Com relação a isso, se o ansiado TLC entre a Colômbia e os EUA não foi ainda ratificado pelo Congresso norte-americano é porque, tal como assinala o conservador jornal colombiano El Tiempo, tão somente no ano de 2009 os "paras" e as "forças de segurança" assassinaram 40 sindicalistas, transformando a Colômbia no país mais perigoso do mundo para tal atividade. Sobre um total de 76 dirigentes sindicais assassinados no mundo inteiro, 52% desses crimes se perpetraram num país que os EUA consideram exemplar paradigma da luta pelos direitos humanos e combate ao terrorismo. A Central Única dos Trabalhadores da Colômbia informou poucos meses atrás que, desde 1986, ano de sua criação, 2721 ativistas e dirigentes da entidade foram assassinados pelas "forças de segurança". Apesar disso, as credenciais democráticas colombianas jamais foram postas em dúvida por Washington.
Quarto, o denunciante é nada menos que o responsável intelectual e político pelo massacre serial conhecido pelo nome de "falsos positivos". Tal como afirmam distintas matérias publicadas na Colômbia pelo Observatório Latino-americano, Cronicón, durante os três últimos anos de governo Uribe o balanço é funesto. Comprovou-se que as forças militares, diante da pressão do governo para que mostrassem resultados concretos na luta contra a guerrilha, desenharam e executaram um plano criminoso: recorrer às comunidades e aldeias mais pobres do país oferecendo trabalho à enorme massa de desempregados, recrutando um elevado número de indigentes, camponeses, indefesos, jovens e marginalizados, que depois eram assassinados a sangue frio e tinham seus cadáveres contabilizados como de guerrilheiros executados em combate, de modo a receber a recompensa estabelecida pelo governo ou obter estímulos ou promoções na carreira militar. Segundo estimativas muito conservadoras, estes crimes de Estado, perpetrados quando o futuro presidente do país, Juan Manuel Santos, era ministro da Defesa, superam 1700 casos.
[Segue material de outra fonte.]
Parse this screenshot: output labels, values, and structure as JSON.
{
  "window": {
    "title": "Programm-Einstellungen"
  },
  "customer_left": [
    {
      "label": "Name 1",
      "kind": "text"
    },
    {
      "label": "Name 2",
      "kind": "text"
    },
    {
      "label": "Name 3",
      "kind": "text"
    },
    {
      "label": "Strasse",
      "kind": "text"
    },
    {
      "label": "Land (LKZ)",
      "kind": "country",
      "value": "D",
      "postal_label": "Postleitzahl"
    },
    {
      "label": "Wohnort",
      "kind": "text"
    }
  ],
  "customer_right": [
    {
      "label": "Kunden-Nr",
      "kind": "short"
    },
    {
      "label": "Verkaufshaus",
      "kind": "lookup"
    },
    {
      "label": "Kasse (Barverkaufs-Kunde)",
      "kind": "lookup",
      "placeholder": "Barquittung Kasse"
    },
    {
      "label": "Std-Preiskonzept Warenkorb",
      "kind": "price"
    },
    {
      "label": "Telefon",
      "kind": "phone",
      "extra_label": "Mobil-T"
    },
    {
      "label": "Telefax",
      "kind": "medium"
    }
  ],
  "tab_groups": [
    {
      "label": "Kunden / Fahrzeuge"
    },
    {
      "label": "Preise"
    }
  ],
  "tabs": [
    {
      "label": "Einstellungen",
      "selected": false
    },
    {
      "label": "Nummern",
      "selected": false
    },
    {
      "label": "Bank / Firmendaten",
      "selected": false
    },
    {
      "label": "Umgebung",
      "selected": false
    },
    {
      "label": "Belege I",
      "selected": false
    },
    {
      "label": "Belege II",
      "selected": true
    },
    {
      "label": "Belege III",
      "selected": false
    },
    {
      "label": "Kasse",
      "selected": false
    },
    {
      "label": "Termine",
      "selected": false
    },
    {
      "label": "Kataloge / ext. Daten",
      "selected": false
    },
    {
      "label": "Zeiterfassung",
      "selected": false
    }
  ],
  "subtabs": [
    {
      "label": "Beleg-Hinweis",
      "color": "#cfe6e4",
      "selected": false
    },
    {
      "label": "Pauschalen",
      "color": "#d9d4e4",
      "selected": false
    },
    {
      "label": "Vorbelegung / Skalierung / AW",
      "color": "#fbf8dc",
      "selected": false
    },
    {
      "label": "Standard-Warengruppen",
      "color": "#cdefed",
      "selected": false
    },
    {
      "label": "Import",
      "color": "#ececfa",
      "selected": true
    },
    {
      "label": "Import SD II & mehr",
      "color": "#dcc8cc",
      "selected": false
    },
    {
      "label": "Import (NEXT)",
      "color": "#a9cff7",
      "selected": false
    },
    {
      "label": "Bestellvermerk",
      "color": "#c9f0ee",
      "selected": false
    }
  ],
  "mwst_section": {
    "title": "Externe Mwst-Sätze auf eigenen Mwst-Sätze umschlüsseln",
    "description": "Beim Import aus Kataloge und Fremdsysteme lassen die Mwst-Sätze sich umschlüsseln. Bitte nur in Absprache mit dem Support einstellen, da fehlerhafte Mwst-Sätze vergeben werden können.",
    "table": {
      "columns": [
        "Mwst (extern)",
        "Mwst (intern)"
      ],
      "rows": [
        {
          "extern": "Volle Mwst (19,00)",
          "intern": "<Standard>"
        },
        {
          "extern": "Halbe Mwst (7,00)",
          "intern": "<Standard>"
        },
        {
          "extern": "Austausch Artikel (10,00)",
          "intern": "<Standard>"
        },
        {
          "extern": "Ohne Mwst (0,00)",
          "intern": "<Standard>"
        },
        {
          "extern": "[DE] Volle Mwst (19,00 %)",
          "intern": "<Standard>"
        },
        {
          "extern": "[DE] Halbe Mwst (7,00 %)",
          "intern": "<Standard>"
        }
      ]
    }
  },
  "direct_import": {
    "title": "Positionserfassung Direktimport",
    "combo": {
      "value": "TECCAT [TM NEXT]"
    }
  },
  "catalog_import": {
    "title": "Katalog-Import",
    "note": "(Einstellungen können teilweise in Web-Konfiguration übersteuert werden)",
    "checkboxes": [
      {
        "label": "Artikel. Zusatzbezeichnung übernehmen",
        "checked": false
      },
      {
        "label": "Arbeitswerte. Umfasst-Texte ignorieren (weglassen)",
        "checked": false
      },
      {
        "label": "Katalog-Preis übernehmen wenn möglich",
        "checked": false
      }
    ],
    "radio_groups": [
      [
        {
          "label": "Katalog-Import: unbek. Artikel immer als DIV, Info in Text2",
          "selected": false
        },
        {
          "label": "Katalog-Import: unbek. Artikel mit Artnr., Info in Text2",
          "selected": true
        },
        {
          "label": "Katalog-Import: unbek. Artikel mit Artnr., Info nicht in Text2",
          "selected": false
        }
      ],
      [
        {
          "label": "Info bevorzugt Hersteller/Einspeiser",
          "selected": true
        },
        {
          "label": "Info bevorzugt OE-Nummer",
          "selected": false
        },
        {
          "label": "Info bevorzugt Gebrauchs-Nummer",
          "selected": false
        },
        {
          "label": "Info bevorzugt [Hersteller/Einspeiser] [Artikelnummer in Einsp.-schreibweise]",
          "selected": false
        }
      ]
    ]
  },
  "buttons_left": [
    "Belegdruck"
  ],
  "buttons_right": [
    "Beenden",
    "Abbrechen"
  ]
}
Outra faceta dessa criminosa política mal denominada de segurança democrática foi a descoberta, levada a público em 16 de fevereiro de 2010, "da maior fossa comum da história contemporânea do continente americano, horrenda descoberta que foi quase totalmente invisibilizada" pelos principais meios de comunicação de massas da Colômbia e do mundo. "A fossa comum contém restos de ao menos 2000 pessoas, está em Macarena, departamento de Meta... (e foi descoberta) graças à perseverança dos familiares dos desaparecidos e à visita de uma delegação de sindicalistas e parlamentares britânicos que investigava a situação dos direitos humanos na Colômbia, em dezembro de 2009. Cabe adicionar que essa região tinha sido objeto de preferencial atenção por parte das forças armadas colombianas desde 2005, com os nefastos resultados recentemente revelados.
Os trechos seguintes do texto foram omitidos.